In the late 18th century there once lived a farmer who lived in the Ẹgba forest, he was called Lísàbí Agbọ̀ngbọ̀ Àkálà, he was described as a very tall and broad fellow, who lived in Igbein but originally from Itoku, ẹsí ẹni mọ ẹiyẹ tó sú (no one knew who his parents were) but he was said to be a cheerful, hardworking and respective young man.
According to history, the Ẹgbas were then under the suzerain of the Olóyo/Aláàfin who received ìsákólẹ̀ (tributaries) from the Ẹgbas through his Ajeles (representatives or tax collectors). These Ọyo-Ajeles were reportedly brutish and avaricious such that the Ẹgbas became tired of their excesses, but they all resigned to fate, esí ọhun a má sé Aláàfin l'oni ile baawà. While they've all given up, Lisabi was preoccupied with plans on how to liberate his people.

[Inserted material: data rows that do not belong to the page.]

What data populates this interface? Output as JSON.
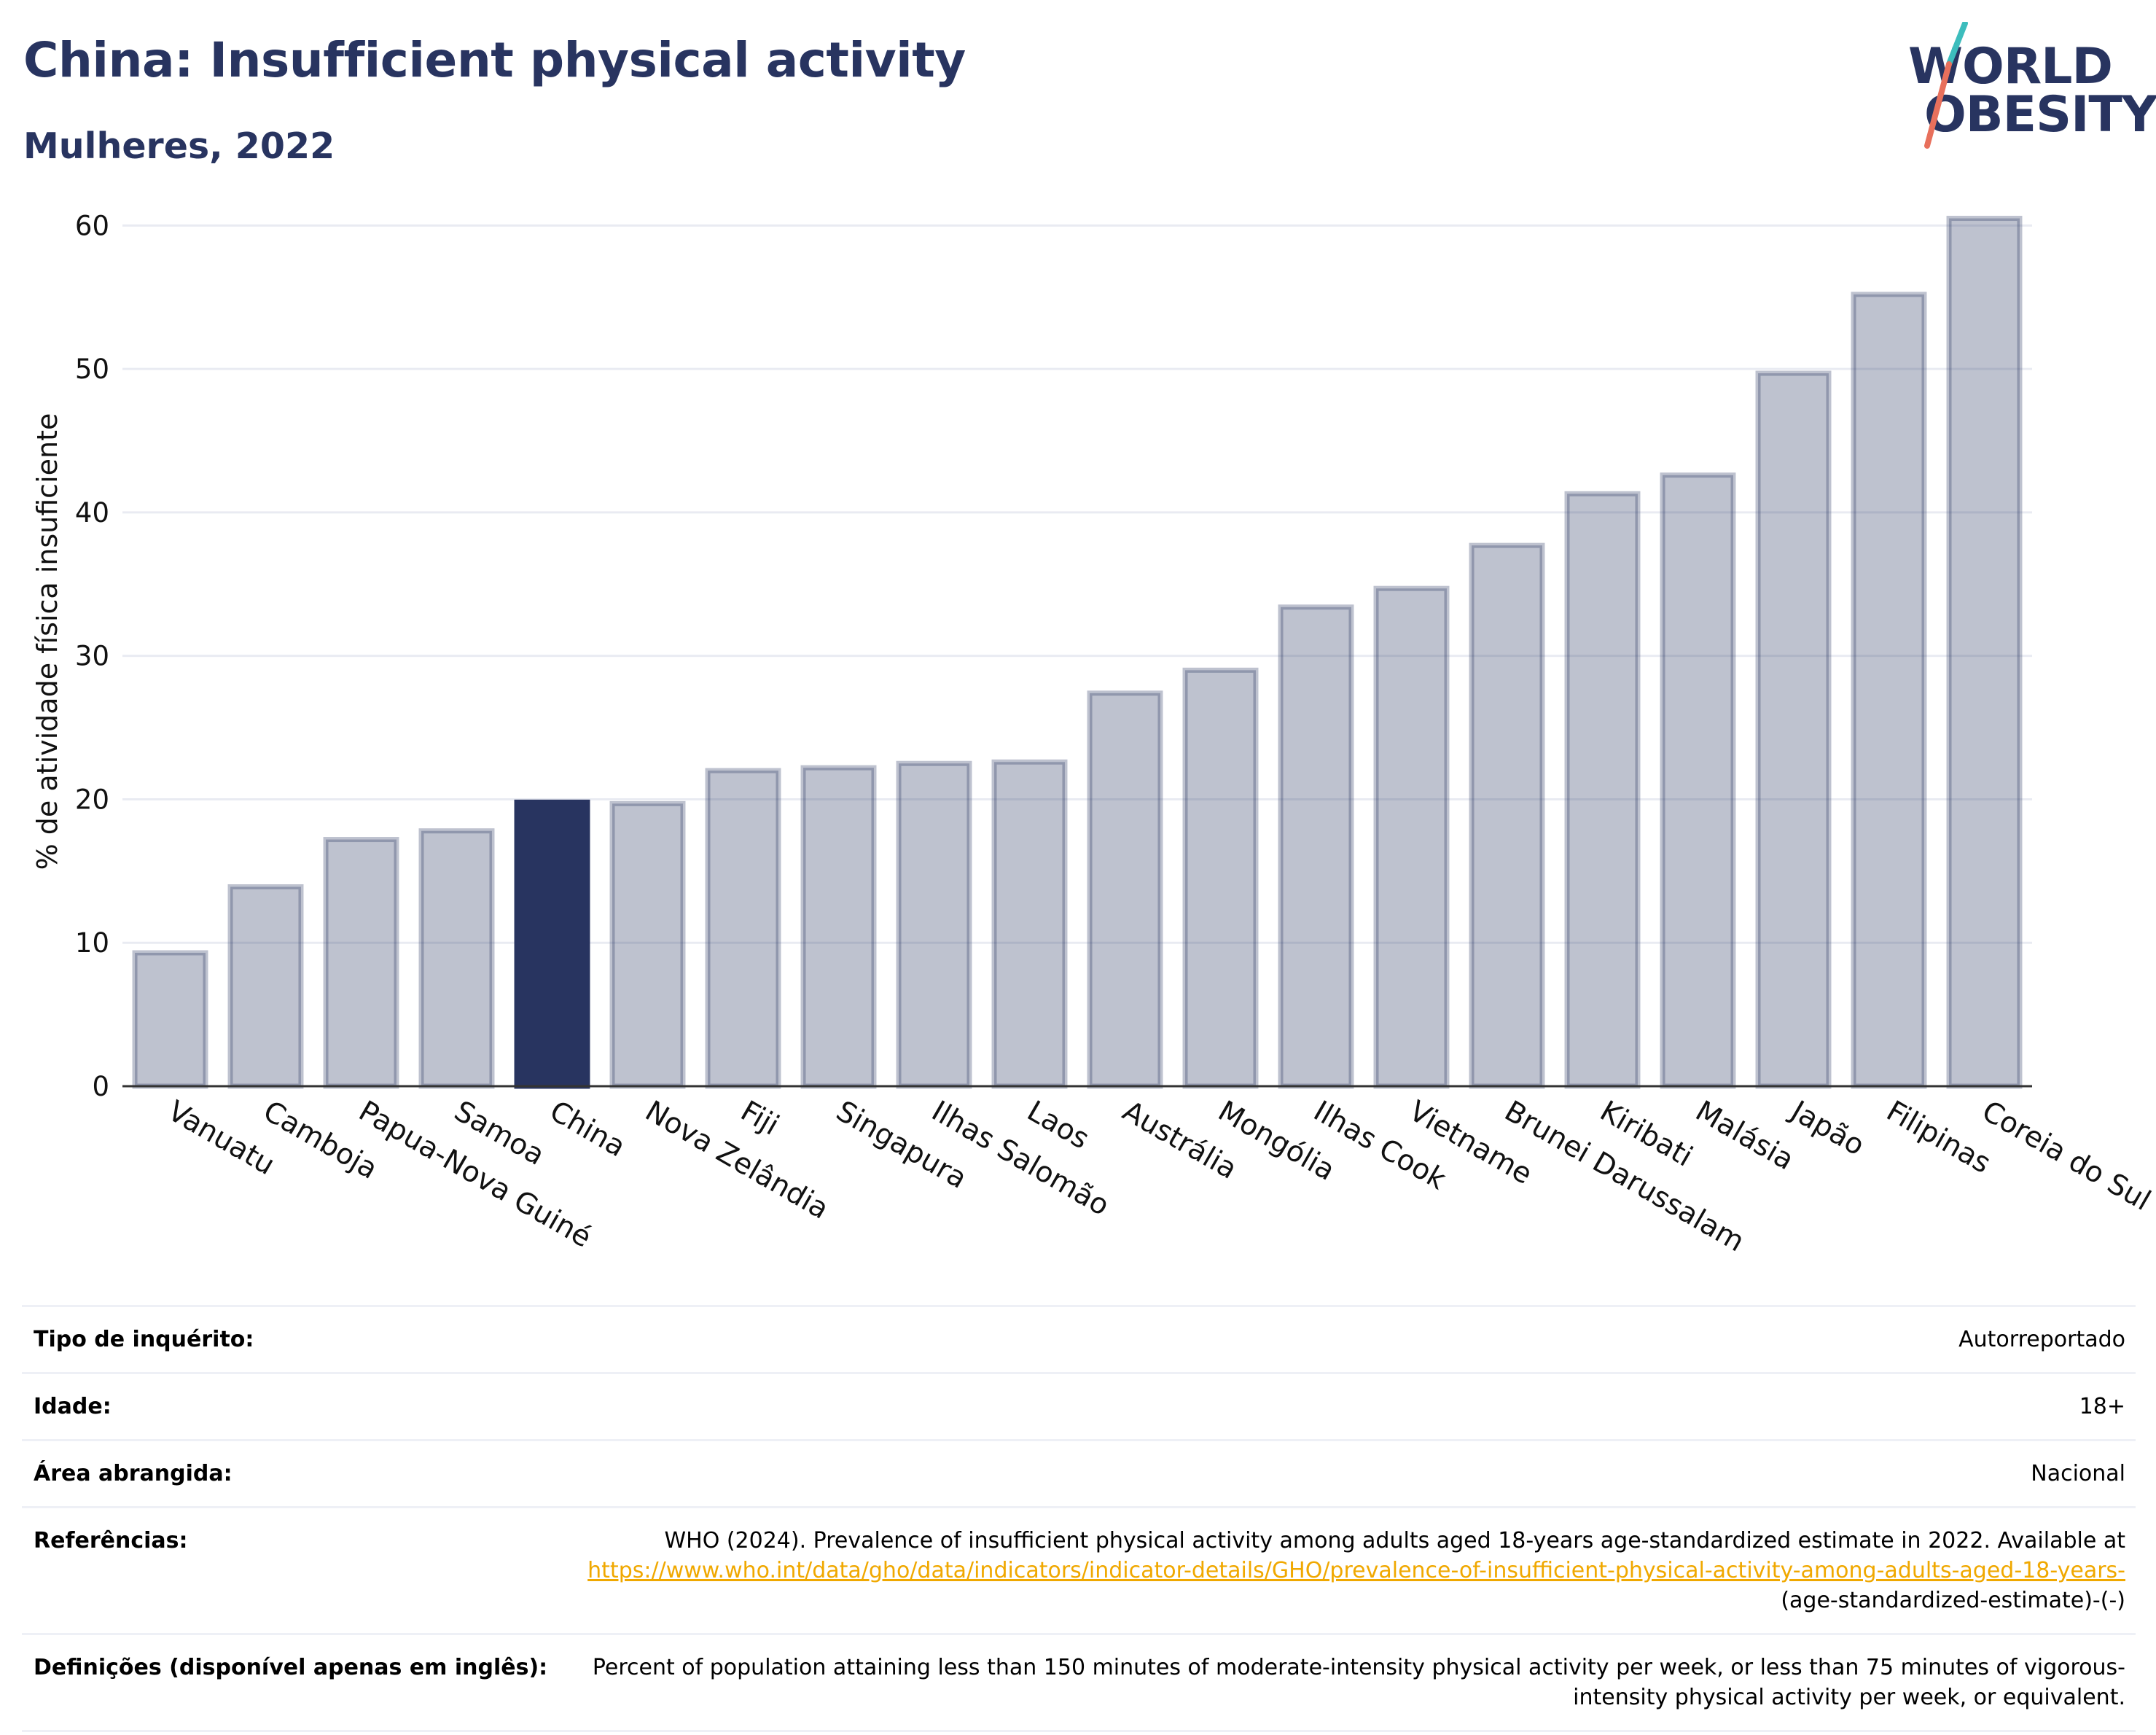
{
  "header": {
    "title": "China: Insufficient physical activity",
    "subtitle": "Mulheres, 2022"
  },
  "logo": {
    "line1": "WORLD",
    "line2": "OBESITY",
    "accent_colors": [
      "#3dbdbd",
      "#e8705c"
    ]
  },
  "colors": {
    "highlight_bar": "#283460",
    "other_bar": "rgba(40,52,96,0.3)",
    "title_text": "#283460",
    "link": "#f0a800"
  },
  "chart_data": {
    "type": "bar",
    "title": "",
    "xlabel": "",
    "ylabel": "% de atividade física insuficiente",
    "ylim": [
      0,
      62
    ],
    "yticks": [
      0,
      10,
      20,
      30,
      40,
      50,
      60
    ],
    "grid": true,
    "highlight": "China",
    "categories": [
      "Vanuatu",
      "Camboja",
      "Papua-Nova Guiné",
      "Samoa",
      "China",
      "Nova Zelândia",
      "Fiji",
      "Singapura",
      "Ilhas Salomão",
      "Laos",
      "Austrália",
      "Mongólia",
      "Ilhas Cook",
      "Vietname",
      "Brunei Darussalam",
      "Kiribati",
      "Malásia",
      "Japão",
      "Filipinas",
      "Coreia do Sul"
    ],
    "values": [
      9.3,
      13.9,
      17.2,
      17.8,
      19.8,
      19.7,
      22.0,
      22.2,
      22.5,
      22.6,
      27.4,
      29.0,
      33.4,
      34.7,
      37.7,
      41.3,
      42.6,
      49.7,
      55.2,
      60.5
    ]
  },
  "info": [
    {
      "label": "Tipo de inquérito:",
      "value": "Autorreportado"
    },
    {
      "label": "Idade:",
      "value": "18+"
    },
    {
      "label": "Área abrangida:",
      "value": "Nacional"
    },
    {
      "label": "Referências:",
      "value": "WHO (2024). Prevalence of insufficient physical activity among adults aged 18-years age-standardized estimate in 2022. Available at ",
      "link": "https://www.who.int/data/gho/data/indicators/indicator-details/GHO/prevalence-of-insufficient-physical-activity-among-adults-aged-18-years-",
      "value_after": "(age-standardized-estimate)-(-)"
    },
    {
      "label": "Definições (disponível apenas em inglês):",
      "value": "Percent of population attaining less than 150 minutes of moderate-intensity physical activity per week, or less than 75 minutes of vigorous-intensity physical activity per week, or equivalent."
    }
  ]
}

Lisabi took advantage of the breakdown of law and order in Oyo-ile after Afonja's revolt on Aláàfin Aole, he turned the Aro traditional system where farmers helped one another on their farms into an underground army, and changed its name too Egba Olorogun (Egba Ọ̀ ni orogún: Egba has no rival). They all agreed to the plot and perfected their attacks, when the Ajeles came with their usual raking, Lisabi signalled his small army and nearly all the Ajeles were slaughtered about 600 of them were wiped out. ẹni orí yọ ó di ilé, those who escaped the onslaught reported to Bashorun Ashamu who was acting as a regent in Oyo, and since he could not summon Afonja, he drafted young Oyo and Ibarapa army instead and they head to Igbehin hoping to crush it and bring Lisabi's head to Oyo but "e shock them". Lisabi had ordered everyone to desert the town, he and his army hid in ravines and the Oyo soldiers easily fell into their trap, the Òyós were defeated and Lisabi won independence for his people. Ẹgba became an independent state afterwards.
The Lisabi festival is the celebration of Ẹgba independence and the appreciation of his fearlessness and gallantry.